El padre desembolsa la cámara fotográfica. Enrolla la correa en su mano derecha. No olvida la violencia en su país. Mira. Reflexiona visualmente. Piensa en las salidas a los mercados, con sus estudiantes en la ciudad que dejó al emigrar. Que guarda ajada en algún bolsillo como soplo de ilusión. Ya es de noche. Obtura su máquina. Tres planos abiertos de la amplia caminera donde está la exposición. Movimiento marcadamente sugerido. La mujer con el mechón de cabello coloreado de verde a la derecha del cuadro, sonríe detrás de su cámara. En las otras dos imágenes, sendas parejas tomadas de las manos. Fantasmáticas. Tal vez solitarias anímicamente. Él Sigue a los jóvenes. Siente que no llegan las epifanías visuales.
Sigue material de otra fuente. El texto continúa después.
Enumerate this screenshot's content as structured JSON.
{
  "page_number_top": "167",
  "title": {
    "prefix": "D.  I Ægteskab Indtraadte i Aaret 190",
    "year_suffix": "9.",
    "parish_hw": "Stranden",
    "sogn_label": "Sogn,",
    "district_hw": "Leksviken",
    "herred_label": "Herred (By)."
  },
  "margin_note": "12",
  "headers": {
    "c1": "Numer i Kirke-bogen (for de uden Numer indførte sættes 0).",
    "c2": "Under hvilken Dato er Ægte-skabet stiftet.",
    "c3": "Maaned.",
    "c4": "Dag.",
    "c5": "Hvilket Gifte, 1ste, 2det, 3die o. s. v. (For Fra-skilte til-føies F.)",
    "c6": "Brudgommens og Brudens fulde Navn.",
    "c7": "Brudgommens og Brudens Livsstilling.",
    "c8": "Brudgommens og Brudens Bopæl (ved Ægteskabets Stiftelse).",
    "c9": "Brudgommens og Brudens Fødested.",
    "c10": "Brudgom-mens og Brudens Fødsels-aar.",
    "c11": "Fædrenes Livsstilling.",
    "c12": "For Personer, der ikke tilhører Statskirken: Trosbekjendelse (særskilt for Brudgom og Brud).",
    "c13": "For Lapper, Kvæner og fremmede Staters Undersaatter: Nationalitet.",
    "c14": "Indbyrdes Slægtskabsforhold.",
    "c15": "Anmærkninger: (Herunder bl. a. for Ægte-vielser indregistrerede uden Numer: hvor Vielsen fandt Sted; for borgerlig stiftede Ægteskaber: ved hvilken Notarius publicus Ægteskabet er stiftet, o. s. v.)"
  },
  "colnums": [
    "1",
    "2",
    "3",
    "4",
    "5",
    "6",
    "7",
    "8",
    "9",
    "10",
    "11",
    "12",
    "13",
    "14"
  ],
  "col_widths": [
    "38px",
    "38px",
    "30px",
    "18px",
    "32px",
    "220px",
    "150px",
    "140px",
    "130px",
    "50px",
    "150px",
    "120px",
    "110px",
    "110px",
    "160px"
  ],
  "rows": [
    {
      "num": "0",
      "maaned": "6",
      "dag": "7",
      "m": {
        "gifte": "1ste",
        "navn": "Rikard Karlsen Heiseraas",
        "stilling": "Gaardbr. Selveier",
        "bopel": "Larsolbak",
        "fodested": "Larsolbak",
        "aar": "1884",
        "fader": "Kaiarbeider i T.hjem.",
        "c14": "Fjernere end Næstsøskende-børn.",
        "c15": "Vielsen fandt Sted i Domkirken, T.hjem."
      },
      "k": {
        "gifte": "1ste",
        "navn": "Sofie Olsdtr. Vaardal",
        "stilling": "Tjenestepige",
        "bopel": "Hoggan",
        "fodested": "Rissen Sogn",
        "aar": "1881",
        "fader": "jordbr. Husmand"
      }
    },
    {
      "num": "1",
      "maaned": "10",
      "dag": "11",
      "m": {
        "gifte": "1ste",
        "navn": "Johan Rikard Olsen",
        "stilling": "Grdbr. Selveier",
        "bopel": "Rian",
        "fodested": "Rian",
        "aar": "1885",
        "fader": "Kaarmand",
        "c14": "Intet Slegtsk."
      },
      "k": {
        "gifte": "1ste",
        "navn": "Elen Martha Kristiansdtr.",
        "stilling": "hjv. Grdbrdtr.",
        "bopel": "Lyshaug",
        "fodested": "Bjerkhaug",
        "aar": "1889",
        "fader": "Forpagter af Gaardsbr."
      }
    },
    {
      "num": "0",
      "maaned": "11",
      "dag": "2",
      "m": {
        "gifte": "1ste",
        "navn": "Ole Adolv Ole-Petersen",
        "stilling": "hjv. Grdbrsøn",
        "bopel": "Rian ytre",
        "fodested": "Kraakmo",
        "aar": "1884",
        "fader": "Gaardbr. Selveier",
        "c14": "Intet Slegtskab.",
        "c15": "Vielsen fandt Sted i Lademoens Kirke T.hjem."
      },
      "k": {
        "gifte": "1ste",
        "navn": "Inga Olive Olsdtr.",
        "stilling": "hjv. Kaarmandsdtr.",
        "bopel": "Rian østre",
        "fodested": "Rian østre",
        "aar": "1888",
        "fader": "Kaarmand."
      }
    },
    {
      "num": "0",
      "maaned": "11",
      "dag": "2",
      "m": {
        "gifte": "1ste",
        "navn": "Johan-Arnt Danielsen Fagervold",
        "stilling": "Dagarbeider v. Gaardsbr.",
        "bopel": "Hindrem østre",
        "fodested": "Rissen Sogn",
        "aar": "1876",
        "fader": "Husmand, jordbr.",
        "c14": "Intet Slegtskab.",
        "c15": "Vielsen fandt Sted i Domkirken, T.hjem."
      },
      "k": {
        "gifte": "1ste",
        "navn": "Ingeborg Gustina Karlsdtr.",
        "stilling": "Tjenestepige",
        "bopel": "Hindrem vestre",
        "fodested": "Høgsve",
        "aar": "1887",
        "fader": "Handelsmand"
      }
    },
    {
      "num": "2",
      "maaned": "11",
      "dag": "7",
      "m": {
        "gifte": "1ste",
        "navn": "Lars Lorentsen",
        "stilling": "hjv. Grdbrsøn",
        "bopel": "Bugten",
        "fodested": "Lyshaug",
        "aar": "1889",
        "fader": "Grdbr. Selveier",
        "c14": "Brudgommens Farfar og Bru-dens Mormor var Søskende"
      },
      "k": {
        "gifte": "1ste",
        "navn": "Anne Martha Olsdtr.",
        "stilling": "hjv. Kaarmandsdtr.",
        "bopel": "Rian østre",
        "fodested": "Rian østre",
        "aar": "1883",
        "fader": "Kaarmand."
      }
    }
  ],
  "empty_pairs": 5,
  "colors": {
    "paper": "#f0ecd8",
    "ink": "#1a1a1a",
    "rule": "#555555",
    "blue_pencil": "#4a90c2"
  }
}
Las mujeres posiblemente comerán un churro o tomaran un chocolate caliente. Miraran los zarcillos hechos a mano por artesanos. Comienza a arreciar el frio de inicios primaverales. No llevan chaquetas. Solo remeras o franelitas suaves. El parque es inmenso. El padre llega al espacio de carruseles, caballitos, toboganes con trencitos rapidísimos que en las bajadas enfrían el estómago y nos hace prensar los dientes. Ve a través del visor los juegos mecánicos. No fotografía. Imagina sus imágenes de aprendiz. Carros voladores que dan vueltas y con las bajas velocidades de la cámara, se convierten en círculos coloridos. Fastidio. Los estudiantes con sus cámaras montadas sobre trípodes y sus disparadores a distancia cliquean sus cajas de encantamientos. Varían tiempos de exposición. Ven lo fotografiado. Flipan.
La hija y su madre, quizás probarán sobre sus cuerpos algún vestido estilo hindú costureado en calma. Estarán alegre. Disfrutarán. Intentarán comunicarse para acordar el regreso. No tienen saldo en sus móviles. El frio desgajado desde el extremo del invierno moribundo, baila con la brisa.
Una muchacha se extravía del grupo de estudiantes, casi no mira por su visor. Muestra ansiedad. Tantea entre la gente con su mirada. Busca a su colectivo. El padre le solicita a la madre superiora de la fotografía su teléfono. Llama a las mujeres. No responden. Insiste. Nada. Se mueve. Ve una especie de carpa sobre una pequeña plataforma con el rótulo Cinema 3D en rojo fosforescente. Al frente, uno de los estudiantes, calvo, alto, abdomen abultado, fotografía a las personas que pasan. Él Recuerda a Alfred Hitchcock y una Ventana indiscreta. Las epifanías cuando llegan es mejor que nos encuentren trabajando. Hace un encuadre fijo. Deja que la gente en contraluz entre y salga de cuadro. Destaca arriba del encuadre las palabras en rojo. Dispara seis veces su cámara. Suspira de goce. Sin mirar en la pantalla de respaldo de cristal en su máquina, sabe que la gracia visual lo ha ungido. Observa al público. Los ojos de la muchacha separada de sus compañeros, los ubica. Esboza una sonrisa de alborozo y va a su encuentro.
El padre sube al ómnibus de regreso a casa. Cierra la ventanilla. Ve la ciudad inundada de luces de colores y signos de interrogación de neón. Largo el trayecto. Se separó también de la caminata, pero voluntariamente. Ellos continúan su festín visual. Llega. Abre el primer portón de acceso. Ellas acurrucadas bajo la cercanía cálida del hogar, sonríen. Veintitantos años de convivencia no se viven impunemente. No los enfría la ausencia del hilo online.